Oh, yeah. There was this time I was pinned down by this guy that played left tackle for varsity... Well, at least he used to before he was a vampire... Anyway, he had this really, really thick neck, and all I had was a little, little Exact-O knife ... You're not loving this story.

Buffy ,'Beneath You'


We're Literary 2: To Read Makes Our Speaking English Good  

There's more to life than watching Buffy the Vampire Slayer! No. Really, there is! Honestly! Here's a place for Buffistas to come and discuss what it is they're reading, their favorite authors and poets. "Geez. Crack a book sometime."


lisah - Sep 23, 2005 8:04:33 am PDT #9150 of 10002
Punishingly Intricate

According my grandmother, we're related to Daniel Boone. I wear no coonskin, though

Hey! I am too!


Strega - Sep 23, 2005 8:54:49 am PDT #9151 of 10002

Heh. I've never read Wharton, but I can disagree with you about Citizen Kane. I don't think he betrayed his youthful ideals, because his youthful ideals were as ego-driven as everything else he did; I don't think he had the realization you describe, and I don't think the point of the story was that wealth corrupts. I don't think Kane is the point of the movie, particularly. It's a story about storytelling, not about him.


Nutty - Sep 23, 2005 8:56:47 am PDT #9152 of 10002
"Mister Spock is on his fanny, sir. Reports heavy damage."

Well, okay, you can see the movie that way, but, given the formalism of the movie, what was the story about?

And if he never had the realization, what was the point of "Rosebud"? Was it just a joke on the guy trying to assemble a narrative of Kane's life?


Amy - Sep 23, 2005 9:10:04 am PDT #9153 of 10002
Because books.

According my grandmother, we're related to Daniel Boone. I wear no coonskin, though

Hey! I am too!

Then...we must be cousins! If you have Boone/Morgan cousins in or originally from West Virginia, we have to talk.


Betsy HP - Sep 23, 2005 9:11:03 am PDT #9154 of 10002
If I only had a brain...

Was it just a joke on the guy trying to assemble a narrative of Kane's life?

Yes. The point is that there is no point. "Rosebud" doesn't explain Kane's life because no one thing can. (all my opinion, of course.)


Calli - Sep 23, 2005 9:13:29 am PDT #9155 of 10002
I must obey the inscrutable exhortations of my soul—Calvin and Hobbs

I saw "Rosebud" as an attempt to find meaning in a world that was inadvertently destroying it.

But then I was big on the symbolists back in the day.


Amy - Sep 23, 2005 9:13:34 am PDT #9156 of 10002
Because books.

Also, I don't think Kane betrayed his youthful ideals, either, Nutty -- I think the revelation of "Rosebud" at the end was more a last-ditch realization that sometimes simple things are more or as pleasant wealth and privilege.


Nutty - Sep 23, 2005 9:24:45 am PDT #9157 of 10002
"Mister Spock is on his fanny, sir. Reports heavy damage."

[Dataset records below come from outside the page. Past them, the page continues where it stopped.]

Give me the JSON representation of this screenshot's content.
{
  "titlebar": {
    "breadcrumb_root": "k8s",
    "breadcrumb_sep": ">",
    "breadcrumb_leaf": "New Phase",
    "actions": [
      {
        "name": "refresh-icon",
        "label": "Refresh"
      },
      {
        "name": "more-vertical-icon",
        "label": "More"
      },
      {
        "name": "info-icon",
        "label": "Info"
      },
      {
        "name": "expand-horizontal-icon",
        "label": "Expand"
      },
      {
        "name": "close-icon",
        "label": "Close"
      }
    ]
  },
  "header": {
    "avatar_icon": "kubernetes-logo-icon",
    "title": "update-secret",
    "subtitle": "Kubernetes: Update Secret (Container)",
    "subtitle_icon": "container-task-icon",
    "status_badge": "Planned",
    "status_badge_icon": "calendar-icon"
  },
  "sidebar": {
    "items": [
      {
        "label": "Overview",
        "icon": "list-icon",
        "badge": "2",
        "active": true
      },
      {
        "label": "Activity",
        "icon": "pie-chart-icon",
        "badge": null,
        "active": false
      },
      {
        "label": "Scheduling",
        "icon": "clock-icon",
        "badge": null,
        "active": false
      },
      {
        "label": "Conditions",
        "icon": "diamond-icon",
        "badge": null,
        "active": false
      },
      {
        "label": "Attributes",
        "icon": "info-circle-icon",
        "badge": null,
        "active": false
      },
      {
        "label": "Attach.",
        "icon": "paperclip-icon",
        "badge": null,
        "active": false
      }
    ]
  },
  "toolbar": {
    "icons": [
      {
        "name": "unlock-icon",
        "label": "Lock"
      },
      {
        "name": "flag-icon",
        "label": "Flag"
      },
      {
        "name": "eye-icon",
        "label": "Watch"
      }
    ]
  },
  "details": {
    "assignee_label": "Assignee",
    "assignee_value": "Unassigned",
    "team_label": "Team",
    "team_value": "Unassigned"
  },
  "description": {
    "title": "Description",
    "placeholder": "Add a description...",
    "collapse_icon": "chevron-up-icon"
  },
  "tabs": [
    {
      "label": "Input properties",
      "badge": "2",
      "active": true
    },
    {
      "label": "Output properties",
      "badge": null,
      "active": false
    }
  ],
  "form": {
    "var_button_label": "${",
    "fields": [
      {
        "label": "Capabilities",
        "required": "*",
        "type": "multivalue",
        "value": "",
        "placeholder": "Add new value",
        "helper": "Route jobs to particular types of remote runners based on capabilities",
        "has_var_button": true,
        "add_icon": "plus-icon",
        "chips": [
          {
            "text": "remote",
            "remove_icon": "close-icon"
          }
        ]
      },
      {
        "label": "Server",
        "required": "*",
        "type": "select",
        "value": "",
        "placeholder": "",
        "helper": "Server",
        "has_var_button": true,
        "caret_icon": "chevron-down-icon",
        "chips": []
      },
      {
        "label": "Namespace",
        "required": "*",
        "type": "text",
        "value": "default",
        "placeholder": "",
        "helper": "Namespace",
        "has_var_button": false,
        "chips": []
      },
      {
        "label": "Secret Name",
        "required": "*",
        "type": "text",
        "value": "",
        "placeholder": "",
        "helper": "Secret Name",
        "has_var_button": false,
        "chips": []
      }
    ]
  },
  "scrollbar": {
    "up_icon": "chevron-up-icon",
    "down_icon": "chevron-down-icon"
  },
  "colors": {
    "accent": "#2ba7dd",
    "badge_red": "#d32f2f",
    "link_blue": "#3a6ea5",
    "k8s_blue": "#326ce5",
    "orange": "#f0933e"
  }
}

What you people aren't agreeing with me? What is wrong with you??

Okay. Let's scratch Citizen Kane, although I SWEAR there is a thesis about the American Dream in there, honest, and other people have agreed with me before. Compare Undine to various mythic heroes of pioneering.

Vigor = west, effete shmucks = east? Is Undine's journey manifest destiny? Are the New York elites she creams so effectively Nobly Doomed the ways that Native Americans were mythologized out of primacy?


Strega - Sep 23, 2005 10:37:30 am PDT #9158 of 10002

I'm with Betsy. The point of the movie is that we don't know why he said, "Rosebud," or if it meant anything at all,because all we know is what other people thought of him; not what he thought of himself. For all we know, right before dying he was all, "Damn, what was the name of that sled? It's on the tip of my tongue..."


DavidS - Sep 23, 2005 10:46:57 am PDT #9159 of 10002
"Look, son, if it's good enough for Shirley Bassey, it's good enough for you."

We don't know for sure what "Rosebud" means, but the way the movie is structured it is significant in itself that (a) that's the last thing he says, and (b) what that information means is withheld from the reporter but revealed to the audience.

Aside from the meta of "Rosebud", I do think the connoted meaning is that Kane is human and that while the complexities of his character are not defined by his childhood, what happened in his childhood does need to be factored into the whole of our judgement.

Whether that is entirely supported or undermined in the text is a trickier question.